I suggest to at least fix the return values of W3D_Query W3D_Q_MAXTEXWIDTH / W3D_Q_MAXTEXHEIGHT accordingly, so that those don't falsely return 2048 x 2048 on a 16bit context but 1024 x 1024 instead!
Yet there are plenty of situations in which 2048 is fine. Most 8-bit and 16-bit texture formats would work. The specific issue case is 2038x2048x32 on 16-bit contexts. Earlier you were berating me (wrongly) for apparently restricting the allocator to only care about the non Radeon untermensch and suddenly you want to reduce everybody's functionality that aren't affected by your specific use case? W3D_Q_MAXTEX is for querying the hardware limits. It returns 2048 on Permedia2 also, but you physically could not allocate a 32-bit texture that size as it would exceed the memory available to the device by a factor of 2. There is an environment variable there to allow you to override it to a smaller value to force applications to respect it. Guess how much it helped? Almost nothing cared.
p.s.:
I just did some more heavy tests with our latest game which uses quite some textures and I forced frequent recreation of all textures, deletion here, creation there, changing here, changing there. With 53.11 debug it never fails to give me my 2048x2048 texture (if on a 32bit context, otherwise it always fails of course) .
So I'd say that also indicates that your bug was simply a miscalculation of yours (double height?) and that memory fragmentation was not an issue at all (at least not on a system with >32 MB VRAM), as I guessed earlier in this thread.
Yes, yes, you are very perceptive.
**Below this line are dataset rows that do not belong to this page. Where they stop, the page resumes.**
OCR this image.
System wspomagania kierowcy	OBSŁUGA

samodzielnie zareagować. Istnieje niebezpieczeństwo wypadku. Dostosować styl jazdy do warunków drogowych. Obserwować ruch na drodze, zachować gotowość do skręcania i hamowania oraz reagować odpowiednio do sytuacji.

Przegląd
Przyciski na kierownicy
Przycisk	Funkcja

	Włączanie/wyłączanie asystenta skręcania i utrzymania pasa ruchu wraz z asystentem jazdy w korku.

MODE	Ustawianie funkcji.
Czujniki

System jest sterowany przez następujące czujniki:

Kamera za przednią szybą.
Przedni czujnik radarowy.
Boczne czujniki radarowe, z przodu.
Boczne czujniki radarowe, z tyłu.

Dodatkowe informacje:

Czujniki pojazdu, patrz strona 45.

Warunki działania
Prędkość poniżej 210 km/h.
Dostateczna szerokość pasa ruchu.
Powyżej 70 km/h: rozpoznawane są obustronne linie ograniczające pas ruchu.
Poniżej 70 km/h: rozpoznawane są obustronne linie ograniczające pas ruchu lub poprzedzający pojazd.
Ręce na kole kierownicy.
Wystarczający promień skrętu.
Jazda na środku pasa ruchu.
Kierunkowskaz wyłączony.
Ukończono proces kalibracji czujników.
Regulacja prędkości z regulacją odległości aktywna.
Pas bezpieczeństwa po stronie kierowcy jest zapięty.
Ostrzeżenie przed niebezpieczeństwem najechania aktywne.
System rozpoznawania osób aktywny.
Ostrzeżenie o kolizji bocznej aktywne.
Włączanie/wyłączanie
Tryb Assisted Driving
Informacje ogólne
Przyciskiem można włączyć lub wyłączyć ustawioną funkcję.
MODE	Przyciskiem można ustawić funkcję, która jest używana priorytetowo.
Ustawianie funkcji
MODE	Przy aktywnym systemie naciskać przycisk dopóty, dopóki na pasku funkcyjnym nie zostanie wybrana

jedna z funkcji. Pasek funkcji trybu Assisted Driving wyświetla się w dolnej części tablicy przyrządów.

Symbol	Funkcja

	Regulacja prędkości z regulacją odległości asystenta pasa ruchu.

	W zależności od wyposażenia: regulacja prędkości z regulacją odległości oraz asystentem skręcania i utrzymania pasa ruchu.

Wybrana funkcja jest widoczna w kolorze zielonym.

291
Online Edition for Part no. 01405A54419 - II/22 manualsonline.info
I expect a fix any day now.

Re: Warp3D: 2048x2048 texture / W3D_DrawArray problem

Posted: Sun May 24, 2015 12:22 pm
by Karlos
Since the underlying problem is unlikely to be fixed any time soon and the W3D_Q_MAXTEXWIDTH/HEIGHT functions aren't context aware beyond what is potentially possible on 8-bit (deprecated) or RGB render targets, I propose the following:

1) Cause W3D_AllocTexObject() to fail when attempting to reserve storage for a texture that is likely to exceed the limitations implied by the render target (ie, 2Kx2Kx32-bit texture on a 16-bit render target) in the Radeon drivers.

2) Add a W3D_RuntimeQuery() or similar that can report actual limitations taking into account the present state of the system.

The latter is a better solution but as it's new, nothing will be aware of it.